Edits to spatial train/val/test, additional performance metrics

[jds485]

• I found that validation segments were appearing in the test set, and training segments were appearing in validation. I edited some if/else statements to ensure that only test segments are in testing, and only validation are in validation. I'm not sure if the previous implementation was as-intended or a bug.
• I added bi-weekly, monthly, and yearly performance metrics, and a by-year summary of daily data. Also added log-KGE, and recommending that 21 be the minimum number of observations needed to compute a performance metric. For the 10th and 90th percentile metrics, this would give 2 samples each.
• I added args to preprocessing to filter the x_data by an earliest and/or latest date. With these arguments, the xarray of data could contain NAs/NaNs before or after these dates, respectively. I think this is useful when there are lagged attributes that would have NAs in the lag before the 1st non-NA point.

[janetrbarclay]

I left some comments throughout this - a couple for clarification, one where I think your suggested updates would change the functionality of the current code, and at least 1 or 2 places I suggested getting broader input on how others are using the code. Let me know if want to discuss any of these further.

[janetrbarclay]

I agree that there is an omission in the original code and that the following code should be added to correct that:

if train_sites and partition=='val':
    data = data[~data[spatial_idx_name].isin(train_sites)]
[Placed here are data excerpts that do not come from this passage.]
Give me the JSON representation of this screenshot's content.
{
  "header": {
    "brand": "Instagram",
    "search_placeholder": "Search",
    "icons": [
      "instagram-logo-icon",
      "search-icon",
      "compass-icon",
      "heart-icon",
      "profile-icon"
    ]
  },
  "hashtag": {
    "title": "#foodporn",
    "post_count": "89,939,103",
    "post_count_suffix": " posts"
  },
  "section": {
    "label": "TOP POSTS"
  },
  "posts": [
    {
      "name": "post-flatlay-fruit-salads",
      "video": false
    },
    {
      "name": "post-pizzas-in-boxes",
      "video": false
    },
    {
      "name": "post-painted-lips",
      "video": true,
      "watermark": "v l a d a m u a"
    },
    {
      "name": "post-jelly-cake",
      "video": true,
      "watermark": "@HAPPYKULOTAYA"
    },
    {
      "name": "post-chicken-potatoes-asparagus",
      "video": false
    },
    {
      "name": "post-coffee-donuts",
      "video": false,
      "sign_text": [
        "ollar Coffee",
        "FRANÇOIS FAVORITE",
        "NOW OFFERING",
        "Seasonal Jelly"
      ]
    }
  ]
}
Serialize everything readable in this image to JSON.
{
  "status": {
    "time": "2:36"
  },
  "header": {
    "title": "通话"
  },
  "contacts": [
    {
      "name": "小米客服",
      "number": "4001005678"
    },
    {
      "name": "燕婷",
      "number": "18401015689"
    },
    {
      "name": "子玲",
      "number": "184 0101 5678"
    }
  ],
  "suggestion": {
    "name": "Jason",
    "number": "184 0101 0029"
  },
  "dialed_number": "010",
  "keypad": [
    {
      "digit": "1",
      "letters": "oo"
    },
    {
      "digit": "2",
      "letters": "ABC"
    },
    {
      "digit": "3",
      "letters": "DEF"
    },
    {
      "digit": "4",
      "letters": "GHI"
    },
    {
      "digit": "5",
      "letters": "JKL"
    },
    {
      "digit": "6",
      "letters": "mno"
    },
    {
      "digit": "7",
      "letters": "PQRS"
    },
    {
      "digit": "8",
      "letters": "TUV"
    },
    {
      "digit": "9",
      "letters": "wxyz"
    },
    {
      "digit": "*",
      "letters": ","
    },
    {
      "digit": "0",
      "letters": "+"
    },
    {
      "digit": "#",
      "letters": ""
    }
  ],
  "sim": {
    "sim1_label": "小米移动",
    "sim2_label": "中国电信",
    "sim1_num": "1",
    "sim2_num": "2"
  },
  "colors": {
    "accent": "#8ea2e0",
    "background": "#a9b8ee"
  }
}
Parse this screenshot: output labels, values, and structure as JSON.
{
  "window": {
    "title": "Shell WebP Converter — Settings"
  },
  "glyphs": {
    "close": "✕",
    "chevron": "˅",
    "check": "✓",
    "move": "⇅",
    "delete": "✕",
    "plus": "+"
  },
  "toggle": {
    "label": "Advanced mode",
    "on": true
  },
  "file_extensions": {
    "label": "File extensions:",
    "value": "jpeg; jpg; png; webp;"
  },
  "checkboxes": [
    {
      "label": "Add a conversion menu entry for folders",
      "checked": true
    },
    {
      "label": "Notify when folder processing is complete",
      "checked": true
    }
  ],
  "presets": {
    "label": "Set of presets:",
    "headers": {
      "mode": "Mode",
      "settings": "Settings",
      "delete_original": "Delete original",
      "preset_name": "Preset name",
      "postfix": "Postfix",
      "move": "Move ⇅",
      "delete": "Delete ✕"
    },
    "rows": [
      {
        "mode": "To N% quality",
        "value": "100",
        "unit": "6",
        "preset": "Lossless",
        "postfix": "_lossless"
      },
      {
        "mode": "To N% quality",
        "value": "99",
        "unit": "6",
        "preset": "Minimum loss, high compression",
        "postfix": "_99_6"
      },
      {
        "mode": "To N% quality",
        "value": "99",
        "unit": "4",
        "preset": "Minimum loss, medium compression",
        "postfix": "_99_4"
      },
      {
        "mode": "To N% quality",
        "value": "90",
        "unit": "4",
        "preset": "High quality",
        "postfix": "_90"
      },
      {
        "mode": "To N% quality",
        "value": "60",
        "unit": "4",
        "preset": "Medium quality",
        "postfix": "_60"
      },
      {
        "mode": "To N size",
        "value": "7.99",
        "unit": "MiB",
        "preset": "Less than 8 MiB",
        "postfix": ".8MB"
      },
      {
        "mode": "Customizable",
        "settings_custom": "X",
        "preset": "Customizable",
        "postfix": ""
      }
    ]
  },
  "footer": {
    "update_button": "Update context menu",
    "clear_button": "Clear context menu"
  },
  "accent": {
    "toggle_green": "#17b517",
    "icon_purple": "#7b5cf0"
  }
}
If I'm understanding them correctly, I think the suggested edits change the functionality of this section. As I read the original code, it appears that train_sites (as well as test_sites and val_sites) were sites that only appeared in that partition, but they weren't necessarily the only sites in that partition. In the revised code, it appears that if train_sites is specified, it will use only those sites in the training evaluations (and remove those sites from the test and validation partition).

If the intention is to change the functionality of train_sites, etc, then it's probably good to have a broader conversation. I am not using that option in my projects currently, but I don't know if others are.

[jds485]

As I read the original code, it appears that train_sites (as well as test_sites and val_sites) were sites that only appeared in that partition, but they weren't necessarily the only sites in that partition.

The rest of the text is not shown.